You can hang on to the previous row and print the previous row after you get the second row.
import pandas as pd
d = {'col1': ['A', 'B', 'C', 'D'], 'col2': [1, 2, 3, 4]}
df = pd.DataFrame(data=d)
prev = None
for row in df.itertuples():
print("Current index:",row)
print("current col2 value:", getattr(row, 'col2'))
if prev is not None:
print("Previous col2 value:", getattr(prev,'col2'))
prev = row
Or you can start printing the second row.
import pandas as pd
d = {'col1': ['A', 'B', 'C', 'D'], 'col2': [1, 2, 3, 4]}
df = pd.DataFrame(data=d)
rows = df.itertuples()
prev = next(rows) # Gets first row
for row in rows: # Will start at second row
print("Current index:",row)
print("current col2 value:", getattr(row, 'col2'))

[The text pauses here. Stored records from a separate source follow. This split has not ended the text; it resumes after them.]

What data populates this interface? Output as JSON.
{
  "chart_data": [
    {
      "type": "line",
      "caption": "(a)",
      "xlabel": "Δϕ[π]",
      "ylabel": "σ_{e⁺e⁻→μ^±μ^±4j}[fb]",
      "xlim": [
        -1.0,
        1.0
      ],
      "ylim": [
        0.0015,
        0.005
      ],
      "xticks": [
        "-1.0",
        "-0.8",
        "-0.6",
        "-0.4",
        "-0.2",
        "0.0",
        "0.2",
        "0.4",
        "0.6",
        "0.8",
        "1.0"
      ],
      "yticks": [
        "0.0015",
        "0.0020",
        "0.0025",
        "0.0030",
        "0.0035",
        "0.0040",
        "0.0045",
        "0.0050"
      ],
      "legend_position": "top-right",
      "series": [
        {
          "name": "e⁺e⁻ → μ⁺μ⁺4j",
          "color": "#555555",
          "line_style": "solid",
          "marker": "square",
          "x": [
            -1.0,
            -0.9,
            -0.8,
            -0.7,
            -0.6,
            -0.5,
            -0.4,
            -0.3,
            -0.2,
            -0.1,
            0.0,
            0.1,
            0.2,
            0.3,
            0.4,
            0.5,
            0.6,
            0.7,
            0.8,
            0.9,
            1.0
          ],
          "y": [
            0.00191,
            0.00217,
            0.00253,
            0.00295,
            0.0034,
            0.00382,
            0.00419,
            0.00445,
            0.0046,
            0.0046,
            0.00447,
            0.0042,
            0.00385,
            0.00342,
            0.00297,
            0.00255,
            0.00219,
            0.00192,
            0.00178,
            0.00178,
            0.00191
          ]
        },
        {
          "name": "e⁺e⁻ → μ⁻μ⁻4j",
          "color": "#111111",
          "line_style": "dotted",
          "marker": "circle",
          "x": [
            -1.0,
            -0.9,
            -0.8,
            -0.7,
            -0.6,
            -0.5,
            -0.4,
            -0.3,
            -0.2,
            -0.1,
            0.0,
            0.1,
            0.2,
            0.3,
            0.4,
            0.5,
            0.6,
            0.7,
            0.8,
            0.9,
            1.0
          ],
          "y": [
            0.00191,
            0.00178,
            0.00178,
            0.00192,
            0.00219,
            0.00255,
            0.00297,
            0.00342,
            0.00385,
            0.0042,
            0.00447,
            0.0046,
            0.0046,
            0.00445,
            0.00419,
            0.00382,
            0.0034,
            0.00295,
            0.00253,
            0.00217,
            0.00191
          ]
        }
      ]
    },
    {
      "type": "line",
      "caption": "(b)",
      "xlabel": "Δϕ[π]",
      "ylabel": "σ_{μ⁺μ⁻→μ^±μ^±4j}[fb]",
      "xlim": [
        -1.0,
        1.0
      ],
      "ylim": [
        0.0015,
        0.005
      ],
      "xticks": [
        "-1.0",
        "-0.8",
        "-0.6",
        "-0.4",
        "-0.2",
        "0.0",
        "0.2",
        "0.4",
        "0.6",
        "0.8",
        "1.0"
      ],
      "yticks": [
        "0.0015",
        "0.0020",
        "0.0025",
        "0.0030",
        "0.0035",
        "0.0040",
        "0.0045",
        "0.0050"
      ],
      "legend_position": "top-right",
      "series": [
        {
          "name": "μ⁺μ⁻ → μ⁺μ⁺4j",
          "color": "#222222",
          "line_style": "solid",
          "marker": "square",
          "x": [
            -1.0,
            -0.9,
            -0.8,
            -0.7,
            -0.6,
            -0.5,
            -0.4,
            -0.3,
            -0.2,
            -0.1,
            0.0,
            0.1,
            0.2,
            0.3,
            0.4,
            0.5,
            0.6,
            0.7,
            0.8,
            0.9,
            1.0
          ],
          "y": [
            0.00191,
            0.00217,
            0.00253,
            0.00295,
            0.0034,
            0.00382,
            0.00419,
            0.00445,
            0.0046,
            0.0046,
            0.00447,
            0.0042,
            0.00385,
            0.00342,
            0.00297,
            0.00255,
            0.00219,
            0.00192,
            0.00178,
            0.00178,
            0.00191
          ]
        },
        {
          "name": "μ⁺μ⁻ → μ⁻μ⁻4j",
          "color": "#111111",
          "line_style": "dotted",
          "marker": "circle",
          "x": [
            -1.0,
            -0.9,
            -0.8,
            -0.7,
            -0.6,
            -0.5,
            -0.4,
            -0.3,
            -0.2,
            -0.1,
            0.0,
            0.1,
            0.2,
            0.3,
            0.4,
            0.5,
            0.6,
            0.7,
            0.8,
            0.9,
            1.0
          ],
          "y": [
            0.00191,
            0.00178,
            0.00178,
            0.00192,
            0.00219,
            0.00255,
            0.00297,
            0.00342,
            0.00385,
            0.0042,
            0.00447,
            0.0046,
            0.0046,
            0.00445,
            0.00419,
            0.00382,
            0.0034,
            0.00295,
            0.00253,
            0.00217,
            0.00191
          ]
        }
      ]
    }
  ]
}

print("Previous col2 value:", getattr(prev,'col2'))
prev = row
I need to iterate over rows and need to access previous & current rows content on each iteration. Not just first row.
both of my examples handle every iteration, not just the first. Run the examples and you will see. The examples differ in how they handle the first iteration.
You can't iterate over all the rows and have the previous row for each iteration. There is no "previous row" for the first iteration. In my first example I handle there not being a previous row by not printing the previous row. In the second example I skip the first row and iterate over the remaining rows. The first row becomes the first "previous row".
One way is to access rows by indices. Of course, there is still question about first row - whether it should be ignored or what?
import numpy as np
import pandas as pd
df = pd.DataFrame(np.arange(35).reshape(7, 5), columns=[*'abcde'])
for i in range(1, df.shape[0]):
print("Current row", *df.iloc[i])
print("Previous row", *df.iloc[i-1])
Output:
Current row 5 6 7 8 9
Previous row 0 1 2 3 4
Current row 10 11 12 13 14
Previous row 5 6 7 8 9
Current row 15 16 17 18 19
Previous row 10 11 12 13 14
Current row 20 21 22 23 24
Previous row 15 16 17 18 19
Current row 25 26 27 28 29
Previous row 20 21 22 23 24
Current row 30 31 32 33 34
Previous row 25 26 27 28 29
I am not motivated enough to find out whether its faster than itertuples and getattr. I also believe that print is not the objective as I can't see any value of printing out 20K rows.